In particolare, uno dei focus degli interventi con le persone con Disturbi del neurosviluppo (DNS) potrebbe essere la mindfulness, in quanto essa consente di lavorare sul contatto col momento presente e, quindi, di rispondere al naturale bisogno di orientamento al contesto.
A questo proposito, il dott. Carnevali ha presentato uno studio pilota che consisteva nell’applicazione di un intervento basato sulla mindfulness con un gruppo di giovani adulti con DNS, dal titolo “Un piccolo viaggio consapevole”. L’intervento è stato suddiviso in 10 incontri a cadenza settimanale, durante i quali sono stati affrontati tutti i processi dell’ACT. Ogni incontro era così organizzato:
- ritrovo;
- saluto;
- storia contenente una metafora che riguardava il processo affrontato;
- 1 o 2 esercizi di mindfulness condotti dall’operatore;
- discussione e condivisione;
- 1 esercizio di mindfulness condotto da un partecipante;
- discussione e condivisione;
- merenda finale.
Lo studio ha mostrato risultati promettenti relativamente ai processi dell’ACT, avvalorando l’ipotesi che esercizi di mindfulness modificati e riadattati possono mantenere la loro salienza ed efficacia anche quando proposti a persone con ASD o DI.
Dopo di che, il dott. Carnevali ha proseguito il suo intervento focalizzandosi sul “dare valore” come comportamento e sul colloquio sui valori per le persone con DNS. Ha quindi spiegato qual è il rapporto tra preferenze e valori: si tratta di due aspetti che appartengono a uno stesso continuum. L’analisi sottostante ha a che vedere col fatto che le preferenze non hanno alcun ponte verbale e sono definite dalle semplici proprietà fisiche (rinforzanti) degli stimoli. Tra le preferenze e i valori ci sono gli obiettivi e i desideri, i quali prevedono già un’elaborazione verbale (“cosa desidero ottenere adesso”). Infine, i valori rappresentano una proiezione dell’elaborazione verbale nel tempo.
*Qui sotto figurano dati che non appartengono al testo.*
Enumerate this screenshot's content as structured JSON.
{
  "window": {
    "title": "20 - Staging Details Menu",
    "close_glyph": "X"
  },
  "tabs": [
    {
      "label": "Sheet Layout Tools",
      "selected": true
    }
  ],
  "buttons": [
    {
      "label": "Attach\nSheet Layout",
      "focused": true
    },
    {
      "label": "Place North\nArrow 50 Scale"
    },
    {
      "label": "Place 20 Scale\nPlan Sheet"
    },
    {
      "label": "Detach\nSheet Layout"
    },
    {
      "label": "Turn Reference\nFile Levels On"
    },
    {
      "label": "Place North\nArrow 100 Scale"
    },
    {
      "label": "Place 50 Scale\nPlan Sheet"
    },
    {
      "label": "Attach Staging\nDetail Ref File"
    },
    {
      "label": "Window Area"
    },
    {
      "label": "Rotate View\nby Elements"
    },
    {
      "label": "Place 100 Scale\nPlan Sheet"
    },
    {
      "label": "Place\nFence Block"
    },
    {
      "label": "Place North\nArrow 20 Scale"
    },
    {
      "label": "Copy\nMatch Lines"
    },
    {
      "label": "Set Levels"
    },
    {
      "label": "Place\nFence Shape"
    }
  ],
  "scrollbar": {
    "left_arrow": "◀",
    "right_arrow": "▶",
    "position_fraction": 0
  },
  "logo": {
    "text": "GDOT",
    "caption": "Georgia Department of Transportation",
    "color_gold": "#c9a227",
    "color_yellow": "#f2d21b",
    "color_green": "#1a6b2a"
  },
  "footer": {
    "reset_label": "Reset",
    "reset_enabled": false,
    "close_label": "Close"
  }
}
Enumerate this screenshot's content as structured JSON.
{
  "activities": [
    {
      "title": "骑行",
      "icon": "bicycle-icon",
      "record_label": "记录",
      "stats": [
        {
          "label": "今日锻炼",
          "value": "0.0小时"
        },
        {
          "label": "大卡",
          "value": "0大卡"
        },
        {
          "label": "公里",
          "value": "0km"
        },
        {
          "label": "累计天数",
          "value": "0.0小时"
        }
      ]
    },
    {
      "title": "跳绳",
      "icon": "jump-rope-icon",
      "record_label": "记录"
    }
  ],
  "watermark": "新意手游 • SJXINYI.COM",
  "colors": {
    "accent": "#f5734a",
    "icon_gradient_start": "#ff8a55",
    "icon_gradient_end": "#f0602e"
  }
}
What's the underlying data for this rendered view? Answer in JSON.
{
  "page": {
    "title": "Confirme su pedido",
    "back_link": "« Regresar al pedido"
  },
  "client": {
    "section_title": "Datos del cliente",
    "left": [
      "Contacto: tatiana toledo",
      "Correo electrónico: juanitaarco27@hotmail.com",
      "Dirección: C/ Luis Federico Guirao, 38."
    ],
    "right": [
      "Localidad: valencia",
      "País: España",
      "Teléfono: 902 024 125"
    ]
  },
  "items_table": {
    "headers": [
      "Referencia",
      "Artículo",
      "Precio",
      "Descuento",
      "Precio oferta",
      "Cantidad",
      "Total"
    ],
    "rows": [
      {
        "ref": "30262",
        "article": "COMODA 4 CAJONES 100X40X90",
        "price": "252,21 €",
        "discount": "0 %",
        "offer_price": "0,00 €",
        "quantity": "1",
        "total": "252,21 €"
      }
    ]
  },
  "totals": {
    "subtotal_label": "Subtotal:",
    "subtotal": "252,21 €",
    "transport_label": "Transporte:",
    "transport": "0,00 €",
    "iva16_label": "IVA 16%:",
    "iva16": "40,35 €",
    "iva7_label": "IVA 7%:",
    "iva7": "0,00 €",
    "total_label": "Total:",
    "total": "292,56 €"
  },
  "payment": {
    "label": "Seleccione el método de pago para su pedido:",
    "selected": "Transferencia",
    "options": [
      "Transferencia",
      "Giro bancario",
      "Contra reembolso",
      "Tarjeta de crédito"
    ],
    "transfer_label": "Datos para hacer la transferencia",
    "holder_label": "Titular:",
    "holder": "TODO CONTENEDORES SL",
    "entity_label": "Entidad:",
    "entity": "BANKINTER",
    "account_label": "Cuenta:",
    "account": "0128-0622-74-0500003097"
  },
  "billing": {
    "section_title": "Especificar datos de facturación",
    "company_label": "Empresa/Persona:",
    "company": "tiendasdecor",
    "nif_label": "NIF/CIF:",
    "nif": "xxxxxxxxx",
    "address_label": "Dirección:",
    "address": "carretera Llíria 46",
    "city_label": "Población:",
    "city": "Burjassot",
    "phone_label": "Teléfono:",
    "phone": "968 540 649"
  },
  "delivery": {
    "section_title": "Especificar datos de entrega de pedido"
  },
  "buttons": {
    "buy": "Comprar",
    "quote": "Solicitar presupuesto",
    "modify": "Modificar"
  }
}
Disturbo dello Spettro Autistico e Valori
A questo punto, è stato mostrato un contributo online da parte del dott. Giovanni Miselli (psicologo, psicoterapeuta e peer reviewed ACT trainer), il quale ha condotto un Colloquio sui valori con una donna con Disturbo dello Spettro Autistico. Tale procedura comincia con una fase di modeling, durante la quale il terapeuta sceglie le carte rappresentanti i valori più importanti per lui in quel momento e suggerendo al paziente le domande da fargli. Il terapeuta poi posiziona le carte selezionate sul “podio” classificandole in tre ordini di importanza e sceglie una sola carta, raccontando perché è importante. Dopo di che, i ruoli si invertono e il terapeuta guida il paziente nell’esplorazione dei propri valori attraverso le carte, per poi concludere con la scelta di una piccola azione impegnata che vada in direzione del valore scelto.
Il Colloquio sui valori illustrato dal dott. Miselli è uno strumento utile per indagare i valori di una persona, utilizzando il supporto visivo delle carte, e di metterli in gerarchia.
Per concludere, il prof. Paolo Moderato ha ripreso la metafora di Niki Lauda: “Non possiamo aggiustare il motore di una persona ma possiamo far sì che in certi contesti quel motore funzioni meglio”. Ha poi invitato a riflettere sulla differenza tra costrutti, processi e repertori, mettendo in guardia dal rischio di reificare i processi.